Single by Trippie Redd featuring DaBaby

from the album A Love Letter to You 4
- Released: November 12, 2019
- Genre: Hip hop; trap;
- Length: 2:52
- Label: 10k; Caroline;
- Songwriters: Michael White IV; Jonathan Kirk; Paul Beauregard; Tim Moore; Reginald Boyland;
- Producers: DJ Paul; TWhy Xclusive;

Trippie Redd singles chronology
| "Love Me More" (2019) | "Death" (2019) | "Who Needs Love" (2019) |

DaBaby singles chronology
| "Boss Friends" (2019) | "Death" (2019) | "1+1" (2019) |

Music video
- "Death" on YouTube

= Death (Trippie Redd song) =

"Death" is a song by American rapper Trippie Redd featuring fellow American rapper DaBaby.

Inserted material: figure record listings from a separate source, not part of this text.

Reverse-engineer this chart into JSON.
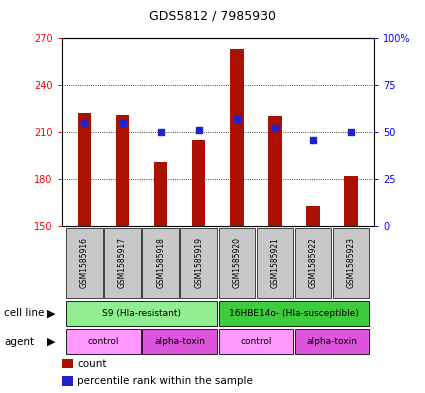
{
  "title": "GDS5812 / 7985930",
  "samples": [
    "GSM1585916",
    "GSM1585917",
    "GSM1585918",
    "GSM1585919",
    "GSM1585920",
    "GSM1585921",
    "GSM1585922",
    "GSM1585923"
  ],
  "counts": [
    222,
    221,
    191,
    205,
    263,
    220,
    163,
    182
  ],
  "percentiles": [
    55,
    55,
    50,
    51,
    57,
    52,
    46,
    50
  ],
  "ymin": 150,
  "ymax": 270,
  "yticks": [
    150,
    180,
    210,
    240,
    270
  ],
  "y2min": 0,
  "y2max": 100,
  "y2ticks": [
    0,
    25,
    50,
    75,
    100
  ],
  "cell_line_groups": [
    {
      "label": "S9 (Hla-resistant)",
      "start": 0,
      "end": 4,
      "color": "#90EE90"
    },
    {
      "label": "16HBE14o- (Hla-susceptible)",
      "start": 4,
      "end": 8,
      "color": "#3CCC3C"
    }
  ],
  "agent_groups": [
    {
      "label": "control",
      "start": 0,
      "end": 2,
      "color": "#FF99FF"
    },
    {
      "label": "alpha-toxin",
      "start": 2,
      "end": 4,
      "color": "#DD55DD"
    },
    {
      "label": "control",
      "start": 4,
      "end": 6,
      "color": "#FF99FF"
    },
    {
      "label": "alpha-toxin",
      "start": 6,
      "end": 8,
      "color": "#DD55DD"
    }
  ],
  "bar_color": "#AA1100",
  "dot_color": "#2222CC",
  "sample_bg_color": "#C8C8C8",
  "bar_width": 0.35
}
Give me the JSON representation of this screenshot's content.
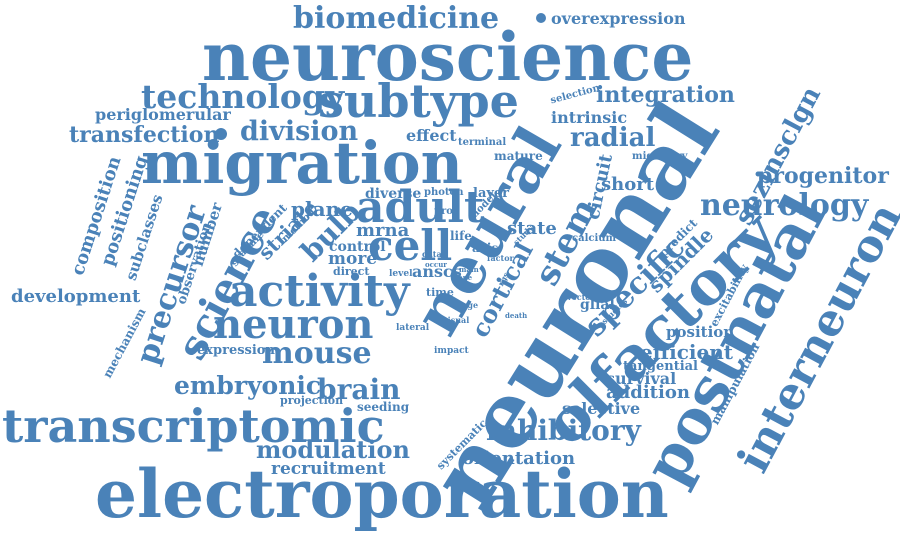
{
  "accent_color": "#4a82b8",
  "background_color": "#ffffff",
  "words": [
    "biomedicine",
    "overexpression",
    "neuroscience",
    "technology",
    "subtype",
    "integration",
    "periglomerular",
    "selection",
    "intrinsic",
    "transfection",
    "division",
    "effect",
    "terminal",
    "radial",
    "migration",
    "mature",
    "migratory",
    "sezinsclgn",
    "circuit",
    "progenitor",
    "composition",
    "positioning",
    "subclasses",
    "adult",
    "short",
    "neurology",
    "photon",
    "layer",
    "precursor",
    "observation",
    "number",
    "dependent",
    "striate",
    "plane",
    "diverse",
    "model",
    "bulb",
    "method",
    "proc",
    "predict",
    "granule",
    "science",
    "cell",
    "mrna",
    "life",
    "state",
    "stem",
    "calcium",
    "spindle",
    "control",
    "axis",
    "more",
    "direct",
    "factor",
    "data",
    "main",
    "done",
    "occur",
    "level",
    "anscs",
    "rgs",
    "study",
    "development",
    "activity",
    "time",
    "cortical",
    "vector",
    "glial",
    "studies",
    "excitability",
    "specific",
    "stage",
    "neuron",
    "mechanism",
    "death",
    "lateral",
    "visual",
    "position",
    "expression",
    "impact",
    "mouse",
    "efficient",
    "neuronal",
    "tangential",
    "neural",
    "postnatal",
    "olfactory",
    "interneuron",
    "survival",
    "embryonic",
    "brain",
    "addition",
    "projection",
    "selective",
    "manipulation",
    "seeding",
    "transcriptomic",
    "systematic",
    "inhibitory",
    "modulation",
    "orientation",
    "recruitment",
    "electroporation"
  ]
}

It was released on November 12, 2019 as the second single from his fourth commercial mixtape A Love Letter to You 4 (2019). The track was released under Trippie Redd's labels 1400 Entertainment and 10k Projects. Produced by DJ Paul and TWhy Xclusive, the song samples "Hit A Muthafucka" by hip hop group Three 6 Mafia, which DJ Paul is part of.

== Controversy ==
In March 2020, Trippie Redd and DJ Paul were sued by Reginald Boyland, the owner of the record label On The Strength Records, for using the sample of "Hit A Muthafucka" in the song. In his lawsuit, Boyland stated that obtained the rights to the sampled song in a 2015 settlement with DJ Paul. Boyland claimed that "Hit A Muthafucka" sampled his track "Pimps in the House". According to Boyland, he also told both Paul and Redd that he owed a portion of "Death" profits but received no response.

== Charts ==

| Chart (2019) | Peak position |
|---|---|
| Canada Hot 100 (Billboard) | 58 |
| US Billboard Hot 100 | 59 |
| US Hot R&B/Hip-Hop Songs (Billboard) | 26 |
| US Hot Rap Songs (Billboard) | 19 |

== Certifications ==

| Region | Certification | Certified units/sales |
| Canada (Music Canada) | Gold | 40,000^{‡} |
| United States (RIAA) | Platinum | 1,000,000^{‡} |
^{‡} Sales+streaming figures based on certification alone.